O Brasil adora criar caricaturas de inimigos. Para a elite, para os jornais que sempre pertenceram a poucas famílias e para a classe média que repete os discursos prontos, o “bandido” mora na favela, tem rosto negro, está de chinelo, sem camisa, portando um fuzil. É esse corpo que circula nas telas de TV e que serve de justificativa para a morte em massa nas periferias. Mas será que são apenas esses os criminosos que assombram o país? Quem são, afinal, os verdadeiros traficantes de Cristo?
A expressão incomoda porque toca no nervo exposto da contradição brasileira: a mistura de fé, poder e crime. Não falo apenas dos traficantes que queimam terreiros, impõem a Bíblia como lei paralela nas comunidades e executam lideranças religiosas de matriz africana. Esses, sim, são traficantes de Cristo em sua forma mais explícita — bandidos armados que usam o nome de Deus como moeda de autoridade e terror. Mas eles não estão sozinhos. O fenômeno é mais amplo, mais sofisticado, e se infiltra em esferas que a sociedade prefere chamar de “respeitáveis”.
O Cristo das Milícias
As milícias que controlam territórios no Rio de Janeiro e em outros estados vendem segurança, cobram pedágio e exploram serviços básicos como gás e internet. Tudo isso com uma Bíblia aberta no balcão. Reuniões de oração, discursos moralistas e pregações servem de verniz para grupos armados que ditam quem pode viver, quem pode vender, quem pode amar. Esse Cristo armado não salva: patrulha e executa. O Cristo das milícias é um Cristo sequestrado, usado como marca de poder.
O Cristo das Cúpulas
Mas limitar os traficantes de Cristo às vielas é uma ingenuidade — e, em certo sentido, até uma desonestidade intelectual. Há também o Cristo das cúpulas, dos templos empresariais erguidos como verdadeiras holdings da fé. Pastores-milionários, donos de emissoras de TV e partidos políticos, que acumulam jatinhos, mansões e isenção de impostos em nome de Cristo. Pregam obediência aos pobres e blindagem para os ricos. Pregam sacrifício para o povo e abundância para si. Eles não apenas traficam Cristo: transformaram-no em produto de consumo, em espetáculo televisivo, em voto de cabresto.
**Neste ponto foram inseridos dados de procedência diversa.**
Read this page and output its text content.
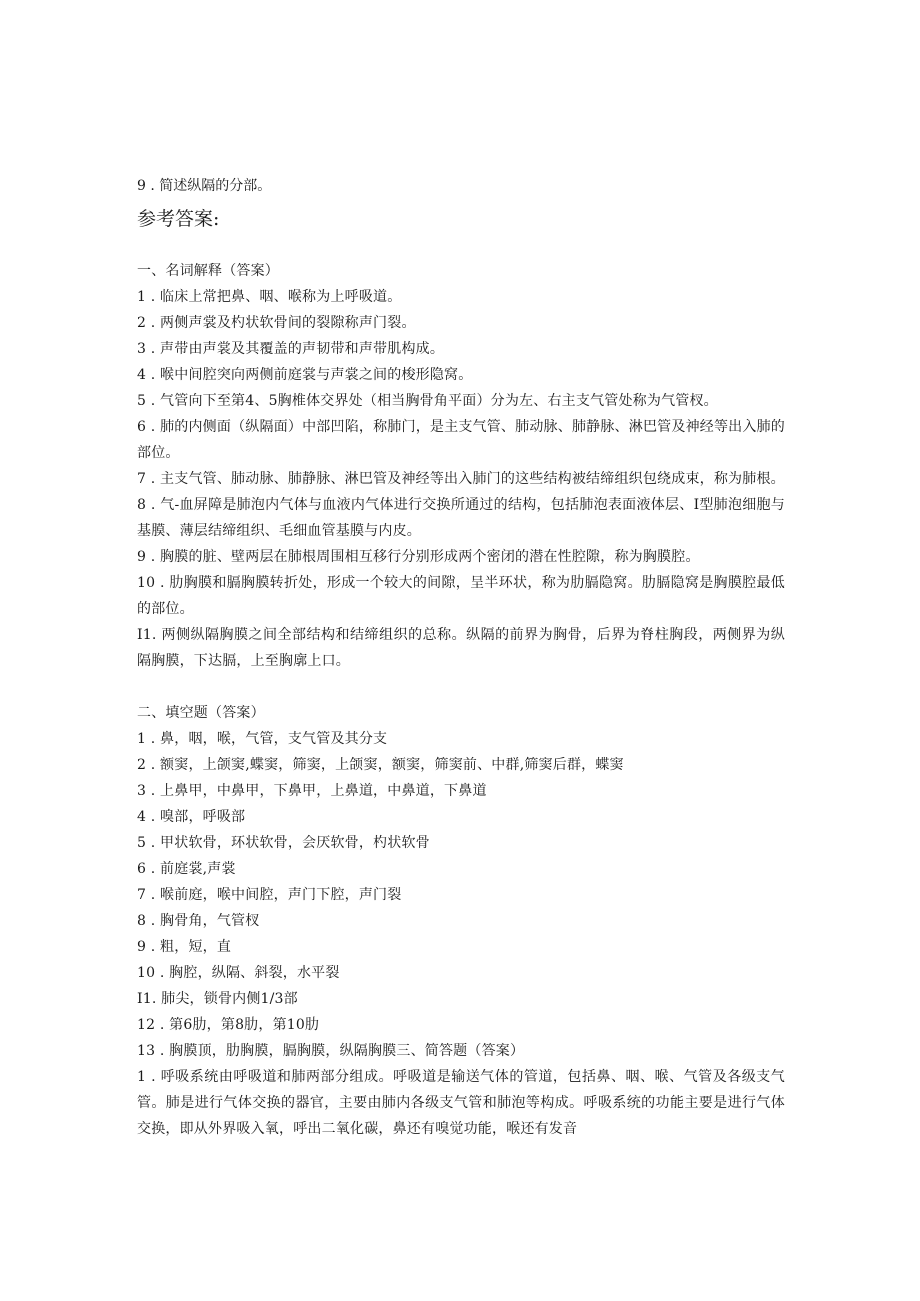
9 . 简述纵隔的分部。
参考答案:
一、名词解释（答案）
1 . 临床上常把鼻、咽、喉称为上呼吸道。
2 . 两侧声裳及杓状软骨间的裂隙称声门裂。
3 . 声带由声裳及其覆盖的声韧带和声带肌构成。
4 . 喉中间腔突向两侧前庭裳与声裳之间的梭形隐窝。
5 . 气管向下至第4、5胸椎体交界处（相当胸骨角平面）分为左、右主支气管处称为气管杈。
6 . 肺的内侧面（纵隔面）中部凹陷，称肺门，是主支气管、肺动脉、肺静脉、淋巴管及神经等出入肺的部位。
7 . 主支气管、肺动脉、肺静脉、淋巴管及神经等出入肺门的这些结构被结缔组织包绕成束，称为肺根。
8 . 气-血屏障是肺泡内气体与血液内气体进行交换所通过的结构，包括肺泡表面液体层、I型肺泡细胞与基膜、薄层结缔组织、毛细血管基膜与内皮。
9 . 胸膜的脏、壁两层在肺根周围相互移行分别形成两个密闭的潜在性腔隙，称为胸膜腔。
10 . 肋胸膜和膈胸膜转折处，形成一个较大的间隙，呈半环状，称为肋膈隐窝。肋膈隐窝是胸膜腔最低的部位。
I1. 两侧纵隔胸膜之间全部结构和结缔组织的总称。纵隔的前界为胸骨，后界为脊柱胸段，两侧界为纵隔胸膜，下达膈，上至胸廓上口。
二、填空题（答案）
1 . 鼻，咽，喉，气管，支气管及其分支
2 . 额窦，上颌窦,蝶窦，筛窦，上颌窦，额窦，筛窦前、中群,筛窦后群，蝶窦
3 . 上鼻甲，中鼻甲，下鼻甲，上鼻道，中鼻道，下鼻道
4 . 嗅部，呼吸部
5 . 甲状软骨，环状软骨，会厌软骨，杓状软骨
6 . 前庭裳,声裳
7 . 喉前庭，喉中间腔，声门下腔，声门裂
8 . 胸骨角，气管杈
9 . 粗，短，直
10 . 胸腔，纵隔、斜裂，水平裂
I1. 肺尖，锁骨内侧1/3部
12 . 第6肋，第8肋，第10肋
13 . 胸膜顶，肋胸膜，膈胸膜，纵隔胸膜三、简答题（答案）
1 . 呼吸系统由呼吸道和肺两部分组成。呼吸道是输送气体的管道，包括鼻、咽、喉、气管及各级支气管。肺是进行气体交换的器官，主要由肺内各级支气管和肺泡等构成。呼吸系统的功能主要是进行气体交换，即从外界吸入氧，呼出二氧化碳，鼻还有嗅觉功能，喉还有发音
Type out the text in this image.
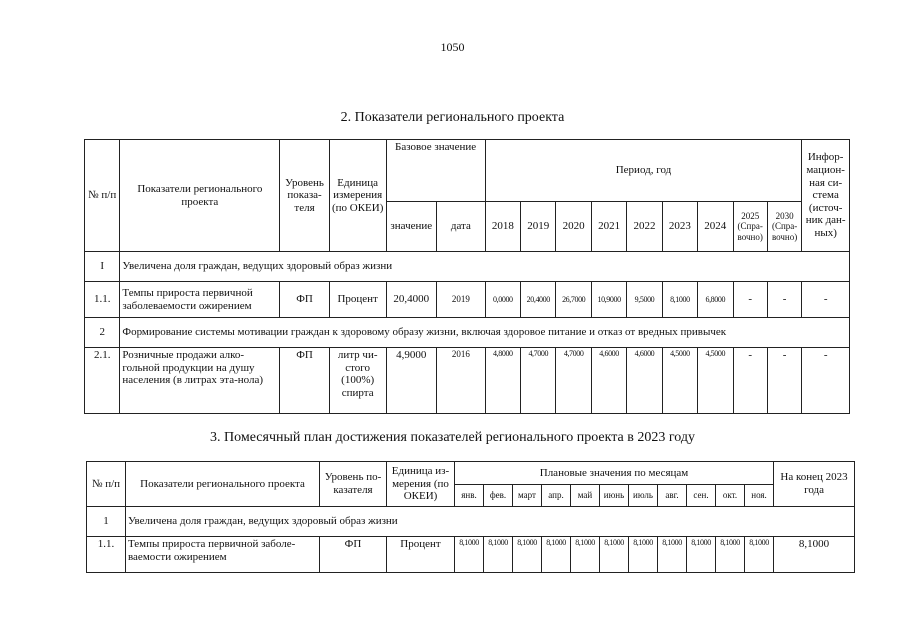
1050
2. Показатели регионального проекта
№ п/п	Показатели регионального проекта	Уровень показа-теля	Единица измерения (по ОКЕИ)	Базовое значение		Период, год									Инфор-мацион-ная си-стема (источ-ник дан-ных)
				значение	дата	2018	2019	2020	2021	2022	2023	2024	2025 (Спра-вочно)	2030 (Спра-вочно)	
I	Увеличена доля граждан, ведущих здоровый образ жизни														
1.1.	Темпы прироста первичной заболеваемости ожирением	ФП	Процент	20,4000	2019	0,0000	20,4000	26,7000	10,9000	9,5000	8,1000	6,8000	-	-	-
2	Формирование системы мотивации граждан к здоровому образу жизни, включая здоровое питание и отказ от вредных привычек														
2.1.	Розничные продажи алко-гольной продукции на душу населения (в литрах эта-нола)	ФП	литр чи-стого (100%) спирта	4,9000	2016	4,8000	4,7000	4,7000	4,6000	4,6000	4,5000	4,5000	-	-	-
3. Помесячный план достижения показателей регионального проекта в 2023 году
№ п/п	Показатели регионального проекта	Уровень по-казателя	Единица из-мерения (по ОКЕИ)	Плановые значения по месяцам											На конец 2023 года
				янв.	фев.	март	апр.	май	июнь	июль	авг.	сен.	окт.	ноя.	
1	Увеличена доля граждан, ведущих здоровый образ жизни														
1.1.	Темпы прироста первичной заболе-ваемости ожирением	ФП	Процент	8,1000	8,1000	8,1000	8,1000	8,1000	8,1000	8,1000	8,1000	8,1000	8,1000	8,1000	8,1000
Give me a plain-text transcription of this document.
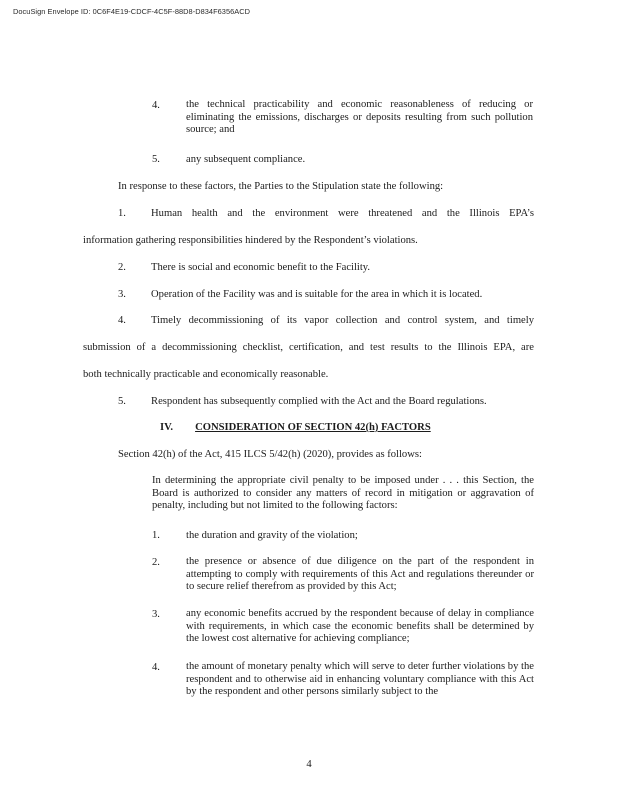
DocuSign Envelope ID: 0C6F4E19-CDCF-4C5F-88D8-D834F6356ACD
4. the technical practicability and economic reasonableness of reducing or eliminating the emissions, discharges or deposits resulting from such pollution source; and
5. any subsequent compliance.
In response to these factors, the Parties to the Stipulation state the following:
1. Human health and the environment were threatened and the Illinois EPA’s
information gathering responsibilities hindered by the Respondent’s violations.
2. There is social and economic benefit to the Facility.
3. Operation of the Facility was and is suitable for the area in which it is located.
4. Timely decommissioning of its vapor collection and control system, and timely
submission of a decommissioning checklist, certification, and test results to the Illinois EPA, are
both technically practicable and economically reasonable.
5. Respondent has subsequently complied with the Act and the Board regulations.
IV. CONSIDERATION OF SECTION 42(h) FACTORS
Section 42(h) of the Act, 415 ILCS 5/42(h) (2020), provides as follows:
In determining the appropriate civil penalty to be imposed under . . . this Section, the Board is authorized to consider any matters of record in mitigation or aggravation of penalty, including but not limited to the following factors:
1. the duration and gravity of the violation;
2. the presence or absence of due diligence on the part of the respondent in attempting to comply with requirements of this Act and regulations thereunder or to secure relief therefrom as provided by this Act;
3. any economic benefits accrued by the respondent because of delay in compliance with requirements, in which case the economic benefits shall be determined by the lowest cost alternative for achieving compliance;
4. the amount of monetary penalty which will serve to deter further violations by the respondent and to otherwise aid in enhancing voluntary compliance with this Act by the respondent and other persons similarly subject to the
4
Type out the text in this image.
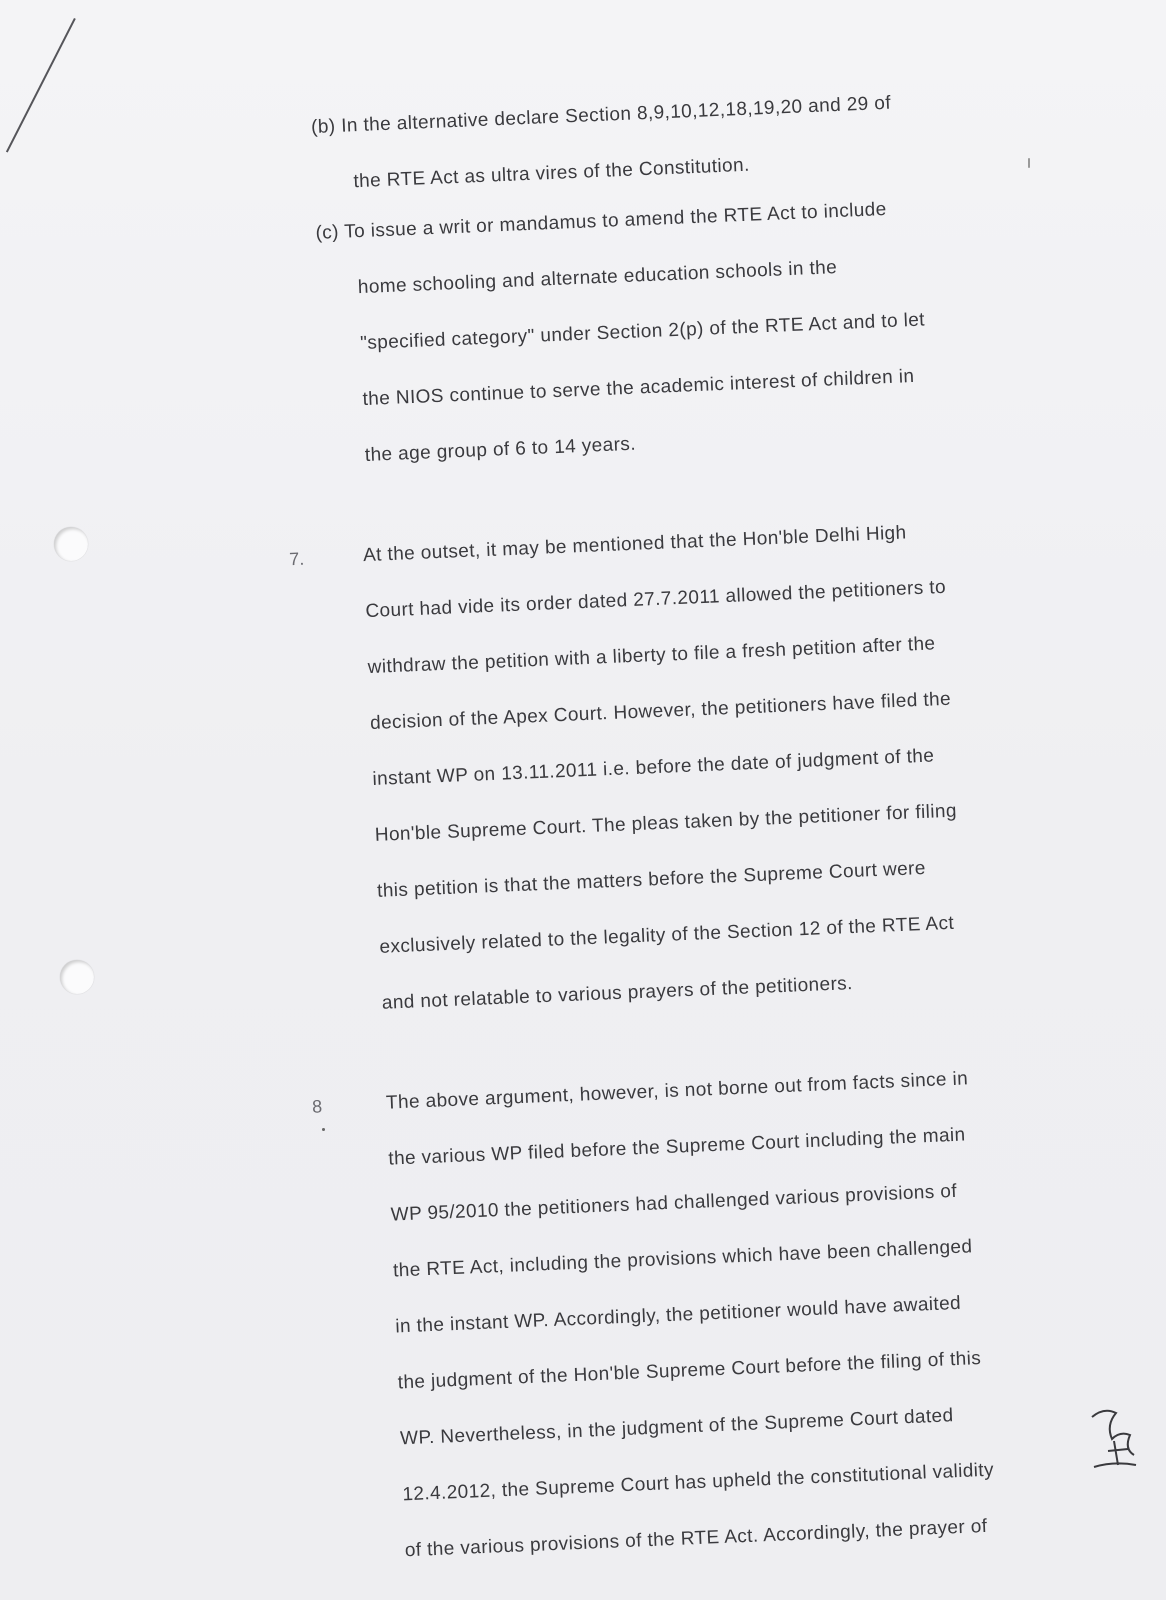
(b) In the alternative declare Section 8,9,10,12,18,19,20 and 29 of
the RTE Act as ultra vires of the Constitution.
(c) To issue a writ or mandamus to amend the RTE Act to include
home schooling and alternate education schools in the
"specified category" under Section 2(p) of the RTE Act and to let
the NIOS continue to serve the academic interest of children in
the age group of 6 to 14 years.
7.	At the outset, it may be mentioned that the Hon'ble Delhi High
Court had vide its order dated 27.7.2011 allowed the petitioners to
withdraw the petition with a liberty to file a fresh petition after the
decision of the Apex Court. However, the petitioners have filed the
instant WP on 13.11.2011 i.e. before the date of judgment of the
Hon'ble Supreme Court. The pleas taken by the petitioner for filing
this petition is that the matters before the Supreme Court were
exclusively related to the legality of the Section 12 of the RTE Act
and not relatable to various prayers of the petitioners.
8	The above argument, however, is not borne out from facts since in
the various WP filed before the Supreme Court including the main
WP 95/2010 the petitioners had challenged various provisions of
the RTE Act, including the provisions which have been challenged
in the instant WP. Accordingly, the petitioner would have awaited
the judgment of the Hon'ble Supreme Court before the filing of this
WP. Nevertheless, in the judgment of the Supreme Court dated
12.4.2012, the Supreme Court has upheld the constitutional validity
of the various provisions of the RTE Act. Accordingly, the prayer of
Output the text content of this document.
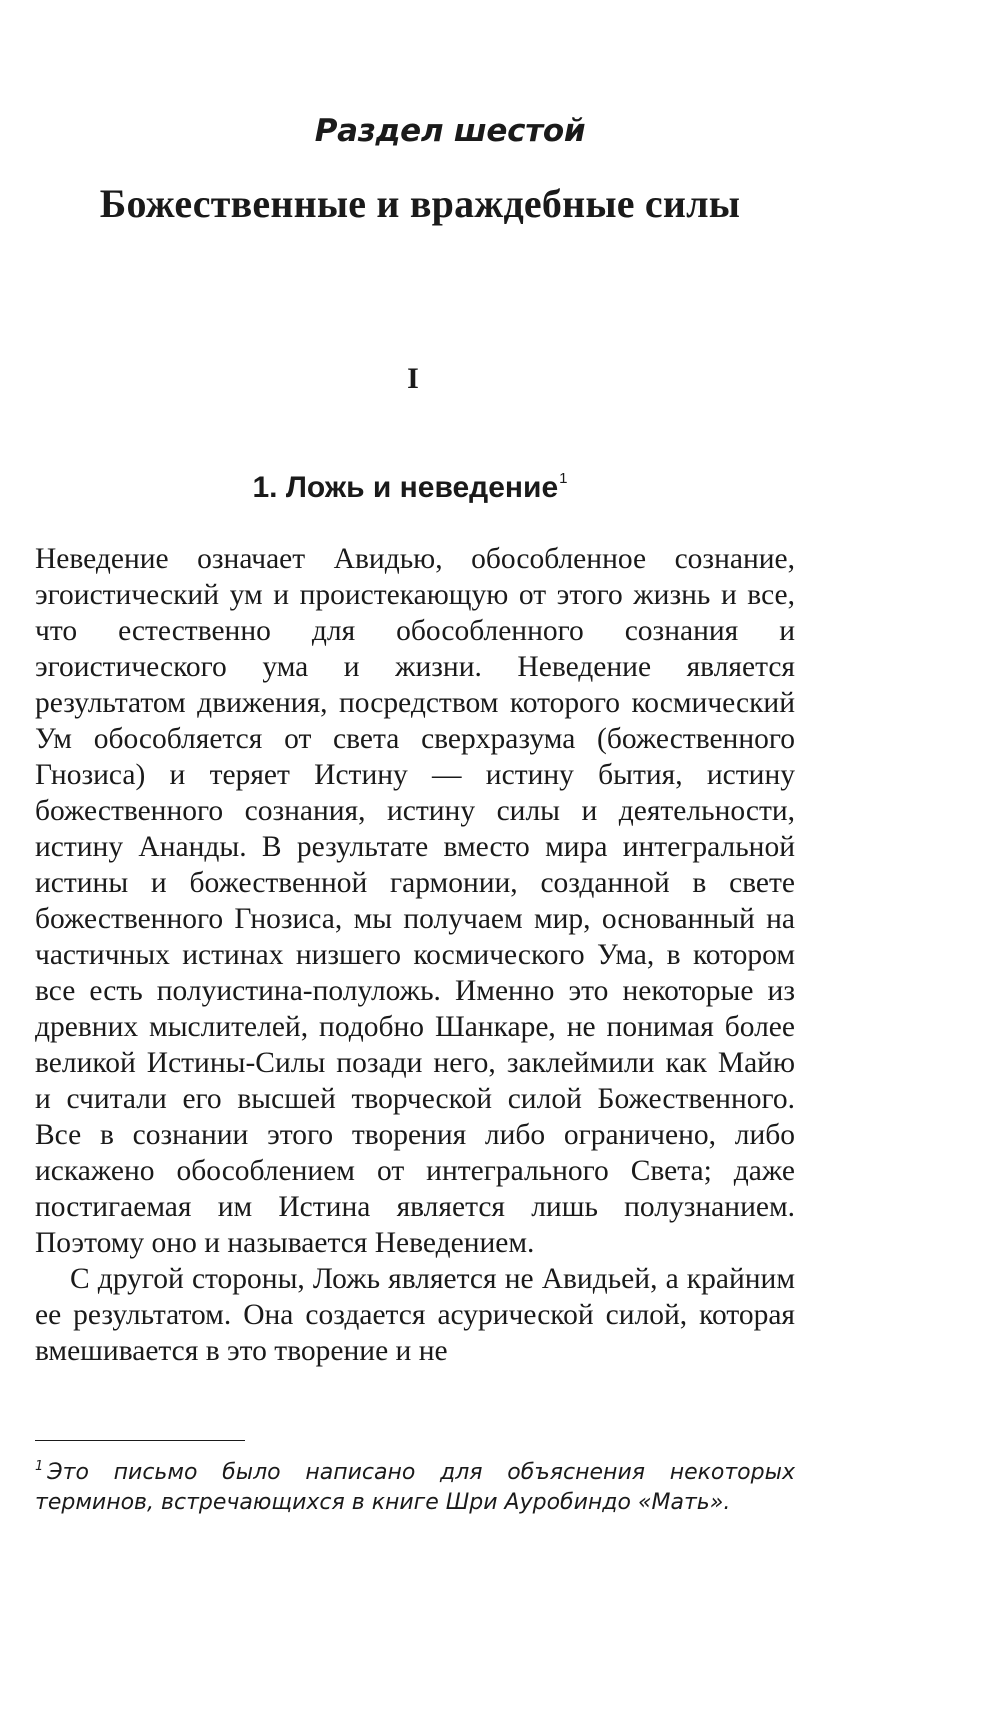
Раздел шестой
Божественные и враждебные силы
I
1. Ложь и неведение$^1$

Неведение означает Авидью, обособленное сознание, эгоистический ум и проистекающую от этого жизнь и все, что естественно для обособленного сознания и эгоистического ума и жизни. Неведение является результатом движения, посредством которого космический Ум обособляется от света сверхразума (божественного Гнозиса) и теряет Истину — истину бытия, истину божественного сознания, истину силы и деятельности, истину Ананды. В результате вместо мира интегральной истины и божественной гармонии, созданной в свете божественного Гнозиса, мы получаем мир, основанный на частичных истинах низшего космического Ума, в котором все есть полуистина-полуложь. Именно это некоторые из древних мыслителей, подобно Шанкаре, не понимая более великой Истины-Силы позади него, заклеймили как Майю и считали его высшей творческой силой Божественного. Все в сознании этого творения либо ограничено, либо искажено обособлением от интегрального Света; даже постигаемая им Истина является лишь полузнанием. Поэтому оно и называется Неведением.

С другой стороны, Ложь является не Авидьей, а крайним ее результатом. Она создается асурической силой, которая вмешивается в это творение и не

$^1$ Это письмо было написано для объяснения некоторых терминов, встречающихся в книге Шри Ауробиндо «Мать».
Quem são mais perigosos? Os jovens de 20 anos com fuzis na mão ou os líderes religiosos que sentam à mesa do poder, negociam ministérios e decidem rumos de nações inteiras com base em dogmas? Esses homens — e suas empresas da fé — são os traficantes de Cristo de gravata e terno, respeitados e bajulados, mas que agem como bandidos de Deus.
O Cristo do Estado
E há ainda o Cristo do Estado. Políticos que juram pela Bíblia, governadores que citam versículos para justificar chacinas, deputados que pedem mais armas em nome de “Deus e da família”. Esse Cristo de palanque legitima a violência oficial. Ele não distribui pão: distribui bala. Não cura: extermina. É usado como escudo moral para políticas que aprofundam desigualdade, que criminalizam a pobreza e que perpetuam o racismo estrutural.
Quando Tarcísio, Bolsonaro e tantos outros brandem a Bíblia em frente às câmeras, não estão evangelizando. Estão traficando símbolos. Estão utilizando Cristo como arma retórica para manter o Brasil no século XIX, entre senzalas atualizadas e privilégios hereditários.
O racismo como motor
É impossível separar os traficantes de Cristo da engrenagem do racismo. É o racismo que define quem será alvo da polícia, quem será exibido como “bandido” no noticiário, quem terá sua casa invadida sem mandado. É o racismo que precisa da favela como território de contenção, do desemprego como horizonte, da falta de escola como destino. Essa desigualdade programada produz o “produto” que o tráfico e a milícia exploram. Mas, ao mesmo tempo, alimenta o teatro político em que elites se apresentam como guardiãs da ordem cristã.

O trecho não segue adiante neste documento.